Incorporate Crunchbase‘s structured data into analytics, BI and data science platforms alongside other public sources.

9. Academic Research

Leverage Crunchbase‘s data for quantitative and qualitative research on entrepreneurship, startups and technology innovation.

Those are just a few examples – with over 100 million data points, the possibilities are nearly endless!

Next let‘s examine the scope of Crunchbase‘s database.

Crunchbase by the Numbers: Massive Public Data Resource

To understand Crunchbase‘s scale and data breadth, consider these key stats:

  • 700K+ company profiles
  • 900K+ people profiles – founders, executives, board members, advisors, and more
  • 1M+ funding rounds covered
  • 250K+ investors and investment firms tracked
  • 150K+ acquisition records
  • 375K+ Funding hub articles tracking raises
  • 50K+ News articles, analysis and interviews
  • 125K+ Events like conferences and pitch competitions

In total, Crunchbase contains over 100 million data points and grows daily.

Despite the massive scale, all core data on Crunchbase is publicly accessible without a paid account.

This makes Crunchbase an incredibly valuable resource for gathering market intelligence through careful and ethical web scraping.
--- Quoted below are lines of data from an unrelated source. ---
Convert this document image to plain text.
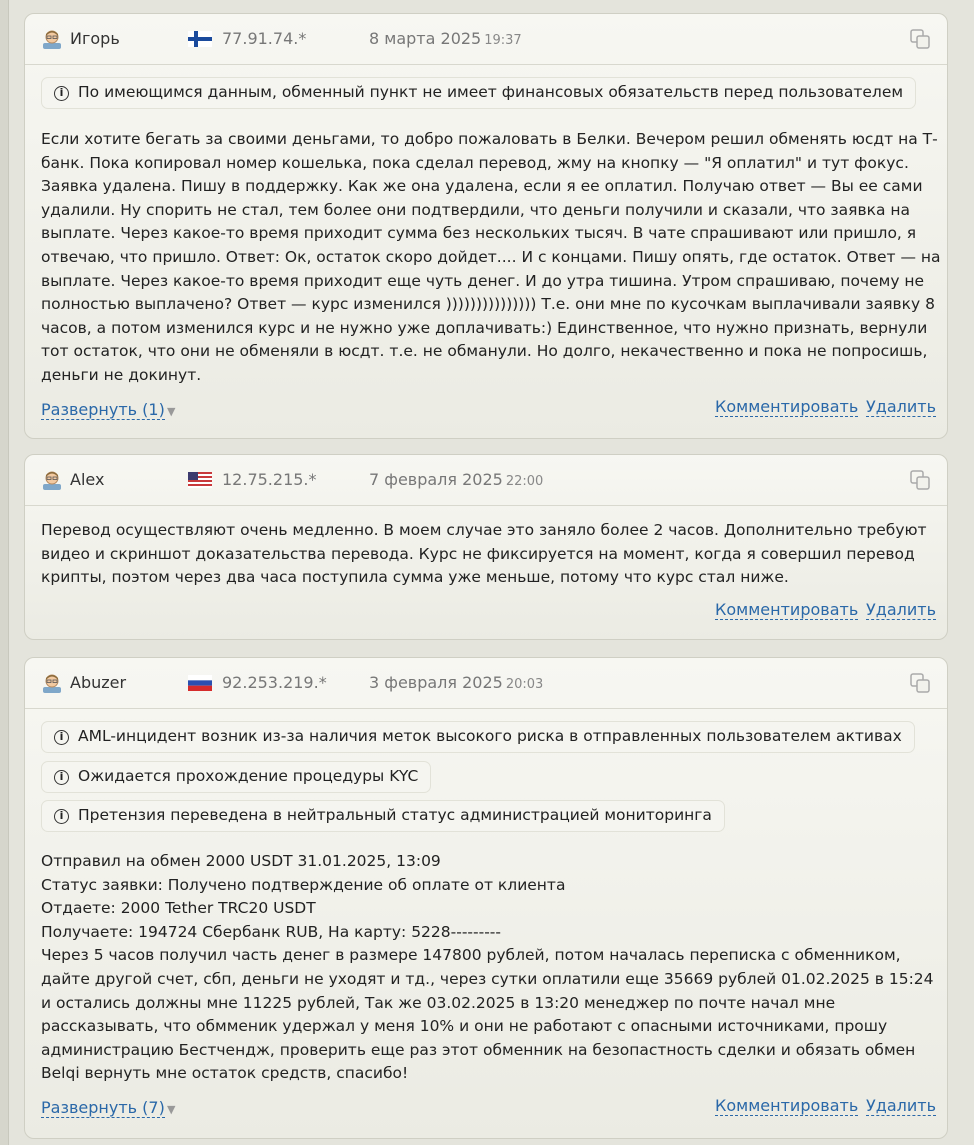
Игорь	77.91.74.*	8 марта 2025 19:37
i По имеющимся данным, обменный пункт не имеет финансовых обязательств перед пользователем
Если хотите бегать за своими деньгами, то добро пожаловать в Белки. Вечером решил обменять юсдт на Т-банк. Пока копировал номер кошелька, пока сделал перевод, жму на кнопку — "Я оплатил" и тут фокус. Заявка удалена. Пишу в поддержку. Как же она удалена, если я ее оплатил. Получаю ответ — Вы ее сами удалили. Ну спорить не стал, тем более они подтвердили, что деньги получили и сказали, что заявка на выплате. Через какое-то время приходит сумма без нескольких тысяч. В чате спрашивают или пришло, я отвечаю, что пришло. Ответ: Ок, остаток скоро дойдет.... И с концами. Пишу опять, где остаток. Ответ — на выплате. Через какое-то время приходит еще чуть денег. И до утра тишина. Утром спрашиваю, почему не полностью выплачено? Ответ — курс изменился ))))))))))))))) Т.е. они мне по кусочкам выплачивали заявку 8 часов, а потом изменился курс и не нужно уже доплачивать:) Единственное, что нужно признать, вернули тот остаток, что они не обменяли в юсдт. т.е. не обманули. Но долго, некачественно и пока не попросишь, деньги не докинут.
Развернуть (1) ▼	Комментировать Удалить
Alex	12.75.215.*	7 февраля 2025 22:00
Перевод осуществляют очень медленно. В моем случае это заняло более 2 часов. Дополнительно требуют видео и скриншот доказательства перевода. Курс не фиксируется на момент, когда я совершил перевод крипты, поэтом через два часа поступила сумма уже меньше, потому что курс стал ниже.
Комментировать Удалить
Abuzer	92.253.219.*	3 февраля 2025 20:03
i AML-инцидент возник из-за наличия меток высокого риска в отправленных пользователем активах
i Ожидается прохождение процедуры KYC
i Претензия переведена в нейтральный статус администрацией мониторинга
Отправил на обмен 2000 USDT 31.01.2025, 13:09
Статус заявки: Получено подтверждение об оплате от клиента
Отдаете: 2000 Tether TRC20 USDT
Получаете: 194724 Сбербанк RUB, На карту: 5228---------
Через 5 часов получил часть денег в размере 147800 рублей, потом началась переписка с обменником, дайте другой счет, сбп, деньги не уходят и тд., через сутки оплатили еще 35669 рублей 01.02.2025 в 15:24 и остались должны мне 11225 рублей, Так же 03.02.2025 в 13:20 менеджер по почте начал мне рассказывать, что обмменик удержал у меня 10% и они не работают с опасными источниками, прошу администрацию Бестчендж, проверить еще раз этот обменник на безопастность сделки и обязать обмен Belqi вернуть мне остаток средств, спасибо!
Развернуть (7) ▼	Комментировать Удалить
Crunchbase‘s Terms of Service do not explicitly prohibit web scraping and data extraction. However, they do disallow:

  • Accessing private profile information
  • Downloading or extracting lists of entities
  • Reselling or redistributing Crunchbase data
  • Scraping data behind paywalls
  • Attempting to circumvent scraping protections

Best Practices

To stay on the right side of their ToS, it‘s wise to:

  • Only extract public data
  • Limit request rates to avoid overloading their servers
  • Don‘t redistribute scraped data
  • Provide attribution if displaying extracted Crunchbase info

Overall, responsibly scraping reasonable amounts of public Crunchbase data solely for personal use appears to be legally permitted based on their ToS.

However, always consult an attorney for legal advice on web scraping regulations in your specific jurisdiction.

Step 1 – Find Company and People Profile URLs with Sitemaps

Unlike some sites, Crunchbase does not provide an API to export bulk data or entity lists.

So we‘ll need to scraping by first discovering URLs for companies, people and investors to feed into our scraper.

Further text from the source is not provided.